Let me conclude with an old motto, and a pure aspiration

Floreat Etona!

IVER CHURCH AND THE TREATY

HOUSE, UXBRIDGE.

Great suit and controversy there arose,

Touching the sacred statutes of the realm;

For liberty and law were then as foes,

Arm'd 'gainst each other with the sword and helm.

But to be just, then love with law must go,

And liberty be led by wisdom's hand;
Obedience thus her rightful duty know,

And the mild sceptre sway a happy land.
J. MITFORD.

A VERY pleasant day may be passed at these two places, and the drive to Iver, through Stoke, although the country is generally flat, has much to attract attention. The farm-houses, the cottages, and numerous orchards, are all characteristic of this part of Buckinghamshire, and the flowery and ferny banks of the lanes are very pleasing.

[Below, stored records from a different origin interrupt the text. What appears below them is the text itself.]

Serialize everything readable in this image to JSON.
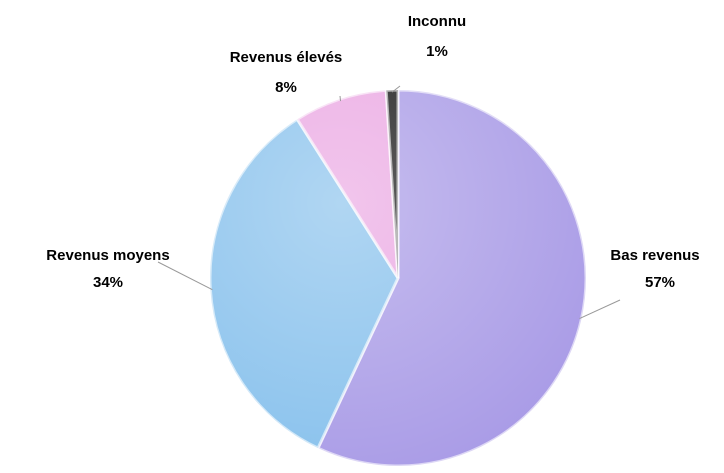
{
  "chart_data": {
    "type": "pie",
    "categories": [
      "Bas revenus",
      "Revenus moyens",
      "Revenus élevés",
      "Inconnu"
    ],
    "values": [
      57,
      34,
      8,
      1
    ],
    "value_labels": [
      "57%",
      "34%",
      "8%",
      "1%"
    ],
    "colors": [
      "#a89ae6",
      "#86c0ec",
      "#eaa6e2",
      "#111111"
    ]
  }
}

The church of Iver is one of those old village structures which is very striking. It has a fine tower, bold projecting buttresses, early gothic windows, and a beautiful archway leading into the

church. Much ivy is growing about it, and old yew-trees, so frequently to be found in the churchyards of Buckinghamshire, are to be seen here.

There are some curious and interesting monuments and brasses in the church, and one of the oldest fonts I have met with, which however is sadly disfigured by an unsightly wooden covering. The fondness of churchwardens for whitewash, on account of its cheapness and ready application, has probably been the occasion of concealing many old frescoes in this church. Some of the ancient colours are still peeping out here and there, and it is much to be regretted that the care of our interesting country churches, instead of being left to the ignorant and vulgar, should not have their decorations and improvements placed in the hands of those who would restore the taste of our forefathers. Rural deans, if they had any, might do much good in this respect. That many very curious decorations might be discovered under successive coats of whitewash, cannot be doubted.

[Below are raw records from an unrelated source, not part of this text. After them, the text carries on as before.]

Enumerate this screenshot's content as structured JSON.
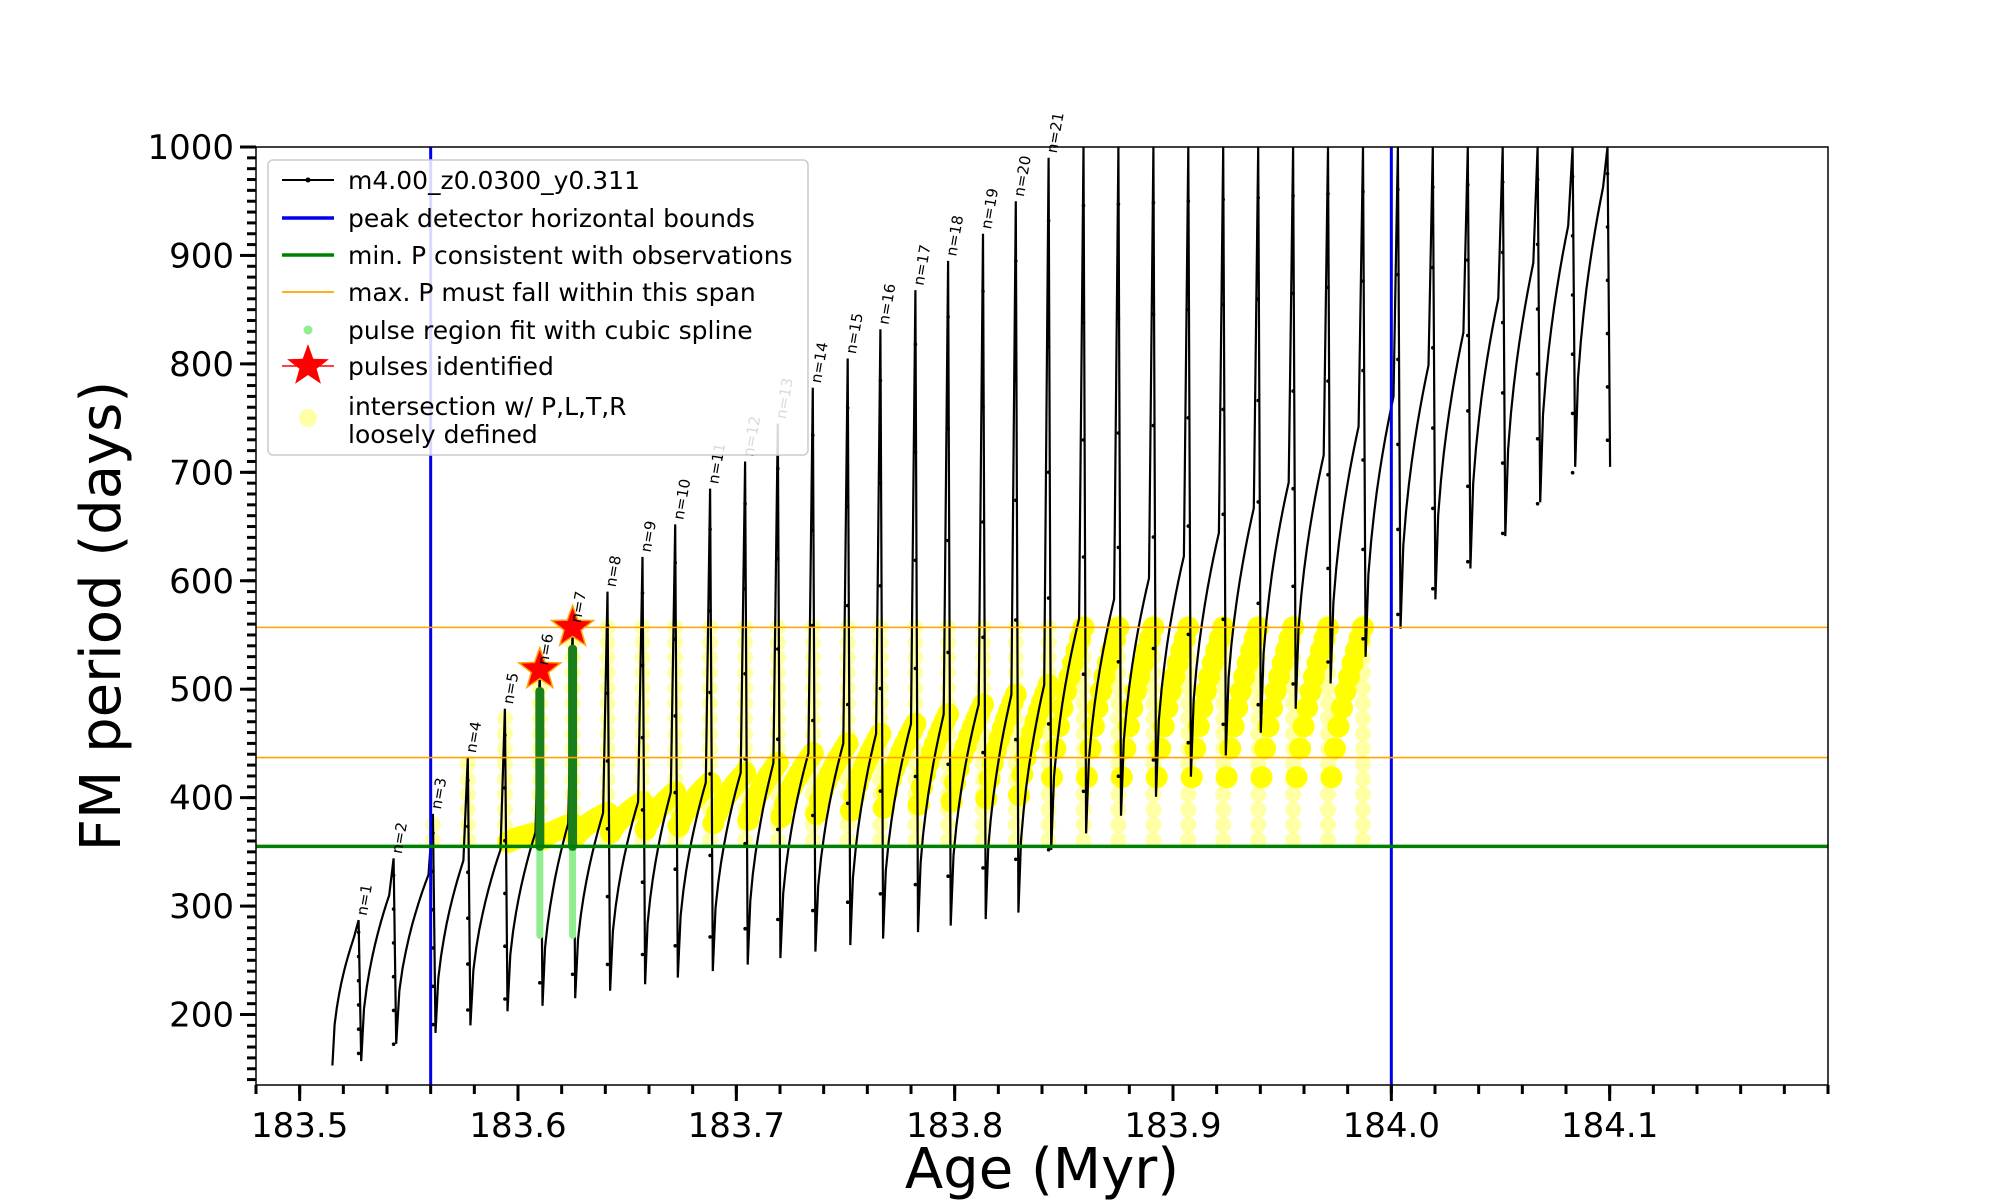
{
  "chart_data": {
    "type": "line",
    "xlabel": "Age (Myr)",
    "ylabel": "FM period (days)",
    "xlim": [
      183.48,
      184.2
    ],
    "ylim": [
      135,
      1000
    ],
    "xticks": [
      "183.5",
      "183.6",
      "183.7",
      "183.8",
      "183.9",
      "184.0",
      "184.1"
    ],
    "xtick_values": [
      183.5,
      183.6,
      183.7,
      183.8,
      183.9,
      184.0,
      184.1
    ],
    "yticks": [
      "200",
      "300",
      "400",
      "500",
      "600",
      "700",
      "800",
      "900",
      "1000"
    ],
    "ytick_values": [
      200,
      300,
      400,
      500,
      600,
      700,
      800,
      900,
      1000
    ],
    "x_minor_step": 0.02,
    "y_minor_step": 10,
    "grid": false,
    "legend_position": "top-left",
    "colors": {
      "track": "#000000",
      "horizontal_bounds": "#0000ee",
      "min_period": "#008000",
      "max_period_span": "#ffa500",
      "pulse_fit": "#90ee90",
      "pulse_fit_dark": "#1a7f1a",
      "pulses_identified": "#ff0000",
      "intersection": "#ffff00"
    },
    "lines": {
      "horizontal_bounds_x": [
        183.56,
        184.0
      ],
      "min_period_y": 355,
      "max_period_span_y": [
        437,
        557
      ]
    },
    "legend": [
      {
        "label": "m4.00_z0.0300_y0.311",
        "kind": "line-dot",
        "color_key": "track"
      },
      {
        "label": "peak detector horizontal bounds",
        "kind": "line",
        "color_key": "horizontal_bounds"
      },
      {
        "label": "min. P consistent with observations",
        "kind": "line",
        "color_key": "min_period"
      },
      {
        "label": "max. P must fall within this span",
        "kind": "thin-line",
        "color_key": "max_period_span"
      },
      {
        "label": "pulse region fit with cubic spline",
        "kind": "dot",
        "color_key": "pulse_fit"
      },
      {
        "label": "pulses identified",
        "kind": "star",
        "color_key": "pulses_identified"
      },
      {
        "label": "intersection w/ P,L,T,R",
        "label2": "loosely defined",
        "kind": "circle",
        "color_key": "intersection"
      }
    ],
    "pulse_labels": [
      "n=1",
      "n=2",
      "n=3",
      "n=4",
      "n=5",
      "n=6",
      "n=7",
      "n=8",
      "n=9",
      "n=10",
      "n=11",
      "n=12",
      "n=13",
      "n=14",
      "n=15",
      "n=16",
      "n=17",
      "n=18",
      "n=19",
      "n=20",
      "n=21"
    ],
    "pulse_label_faded": [
      false,
      false,
      false,
      false,
      false,
      false,
      false,
      false,
      false,
      false,
      false,
      true,
      true,
      false,
      false,
      false,
      false,
      false,
      false,
      false,
      false
    ],
    "pulses": [
      {
        "x": 183.527,
        "min": 153,
        "peak": 287
      },
      {
        "x": 183.543,
        "min": 157,
        "peak": 344
      },
      {
        "x": 183.561,
        "min": 173,
        "peak": 385
      },
      {
        "x": 183.577,
        "min": 183,
        "peak": 437
      },
      {
        "x": 183.594,
        "min": 190,
        "peak": 482
      },
      {
        "x": 183.61,
        "min": 203,
        "peak": 518
      },
      {
        "x": 183.625,
        "min": 208,
        "peak": 557
      },
      {
        "x": 183.641,
        "min": 215,
        "peak": 590
      },
      {
        "x": 183.657,
        "min": 222,
        "peak": 622
      },
      {
        "x": 183.672,
        "min": 228,
        "peak": 652
      },
      {
        "x": 183.688,
        "min": 234,
        "peak": 685
      },
      {
        "x": 183.704,
        "min": 240,
        "peak": 710
      },
      {
        "x": 183.719,
        "min": 246,
        "peak": 745
      },
      {
        "x": 183.735,
        "min": 252,
        "peak": 778
      },
      {
        "x": 183.751,
        "min": 258,
        "peak": 805
      },
      {
        "x": 183.766,
        "min": 264,
        "peak": 832
      },
      {
        "x": 183.782,
        "min": 270,
        "peak": 868
      },
      {
        "x": 183.797,
        "min": 276,
        "peak": 895
      },
      {
        "x": 183.813,
        "min": 282,
        "peak": 920
      },
      {
        "x": 183.828,
        "min": 288,
        "peak": 950
      },
      {
        "x": 183.843,
        "min": 294,
        "peak": 990
      }
    ],
    "identified_pulses": [
      {
        "n": "n=6",
        "x": 183.61,
        "y": 518
      },
      {
        "n": "n=7",
        "x": 183.625,
        "y": 557
      }
    ]
  }
}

On one of the monuments is an inscription in Latin, beneath a figure kneeling, recording that John King was killed by having a shoemaker's awl stuck into his forehead by a relation whom he had fostered in his house, named Roger Parkinson, when he was drunk.

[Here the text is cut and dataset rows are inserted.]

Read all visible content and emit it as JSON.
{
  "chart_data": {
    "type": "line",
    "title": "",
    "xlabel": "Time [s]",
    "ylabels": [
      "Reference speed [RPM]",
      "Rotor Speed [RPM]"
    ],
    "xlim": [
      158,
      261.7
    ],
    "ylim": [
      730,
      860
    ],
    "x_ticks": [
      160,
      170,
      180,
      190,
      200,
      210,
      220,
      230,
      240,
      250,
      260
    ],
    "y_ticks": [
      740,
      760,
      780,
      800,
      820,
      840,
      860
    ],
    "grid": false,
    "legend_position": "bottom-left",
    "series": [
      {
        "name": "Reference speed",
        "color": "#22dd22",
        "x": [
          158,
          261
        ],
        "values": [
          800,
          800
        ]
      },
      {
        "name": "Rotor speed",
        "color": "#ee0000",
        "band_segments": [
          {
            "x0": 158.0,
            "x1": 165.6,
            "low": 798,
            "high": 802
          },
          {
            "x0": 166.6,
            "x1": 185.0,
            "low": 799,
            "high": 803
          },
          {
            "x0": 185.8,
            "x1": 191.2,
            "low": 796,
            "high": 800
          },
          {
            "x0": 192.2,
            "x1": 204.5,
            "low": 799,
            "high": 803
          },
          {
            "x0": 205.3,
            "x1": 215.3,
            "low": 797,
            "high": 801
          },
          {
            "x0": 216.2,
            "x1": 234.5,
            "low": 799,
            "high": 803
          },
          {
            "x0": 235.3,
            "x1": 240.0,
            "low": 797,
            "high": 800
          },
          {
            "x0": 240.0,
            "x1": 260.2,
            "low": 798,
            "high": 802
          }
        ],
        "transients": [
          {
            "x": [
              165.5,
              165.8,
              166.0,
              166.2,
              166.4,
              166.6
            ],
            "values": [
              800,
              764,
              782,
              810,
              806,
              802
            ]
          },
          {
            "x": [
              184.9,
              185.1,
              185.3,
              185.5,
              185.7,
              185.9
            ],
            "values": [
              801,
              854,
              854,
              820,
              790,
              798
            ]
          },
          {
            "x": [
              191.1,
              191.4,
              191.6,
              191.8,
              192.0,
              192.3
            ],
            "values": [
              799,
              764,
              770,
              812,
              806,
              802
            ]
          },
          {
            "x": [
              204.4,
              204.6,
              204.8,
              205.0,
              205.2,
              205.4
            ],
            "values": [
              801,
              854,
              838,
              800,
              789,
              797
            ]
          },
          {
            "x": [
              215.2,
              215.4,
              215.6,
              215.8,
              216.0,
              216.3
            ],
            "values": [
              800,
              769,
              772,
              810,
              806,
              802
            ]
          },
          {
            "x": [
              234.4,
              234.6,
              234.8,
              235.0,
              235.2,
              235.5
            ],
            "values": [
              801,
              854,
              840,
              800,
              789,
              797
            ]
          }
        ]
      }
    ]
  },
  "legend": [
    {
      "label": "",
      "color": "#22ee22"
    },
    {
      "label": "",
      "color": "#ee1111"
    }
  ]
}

There is also a monument erected to perpetuate the memory of Venturus Mandy, which I am

not aware has yet been noticed by antiquaries, and of whom I have been unable to find an account in the Biographia Britannica. The inscription is as follows:

"Beneath this place lyes interred the body of Venturus Mandy, of the parish of St. Giles' in the fields, in the county of Middlesex, bricklayer, and son of Michael Mandy, bricklayer, and grandson of Venturus Mandy, of this parish, bricklayer, who had the honour of being bricklayer to the honourable Society of Lincoln's Inn from the year of our Lord 1667 to the day of his death. He was studious in the mathematicks, and wrote and published 3 books for the public good, one entitled Mellificium Mensionis, or the Marrow of Measuring, another of Mechanic Powers, or the Mystery of Nature and Art Unvayled, the third an Universal Mathematical Synopsis. He also translated into English, Directorium Generale Uranometricum: and Trigonometria Plana et Sphærica Linearis et Logarithmica; Auctore Fr. Bonaventura Cavalerio, Mediolanensi; and some other tracts, which he designed to have printed if death had not prevented him. He dyed the 26th day of July, Anno Domini 1701, aged 66 years and upwards."

This bricklayer, who must have been a man of talent and learning, left five pounds to the poor of his parish.

The celebrated TREATY HOUSE at Uxbridge will well repay a visit to it. It was an ancient family residence of considerable extent, but much of it has been removed, and it is now the Crown Inn. The rooms, however, in which the commissioners of Charles the First and those of the Parliament met, are still to be seen, and the fine

old oak carvings and pannels are in the best state of preservation. The worthy hostess of the inn informed me that she had been offered a considerable sum of money for them, nor is this to be wondered at. They probably, however, bring many strangers to her house to see these interesting rooms, and the inn is also well situated for anglers, who ply their rods in the adjoining river Colne, so celebrated for its trout.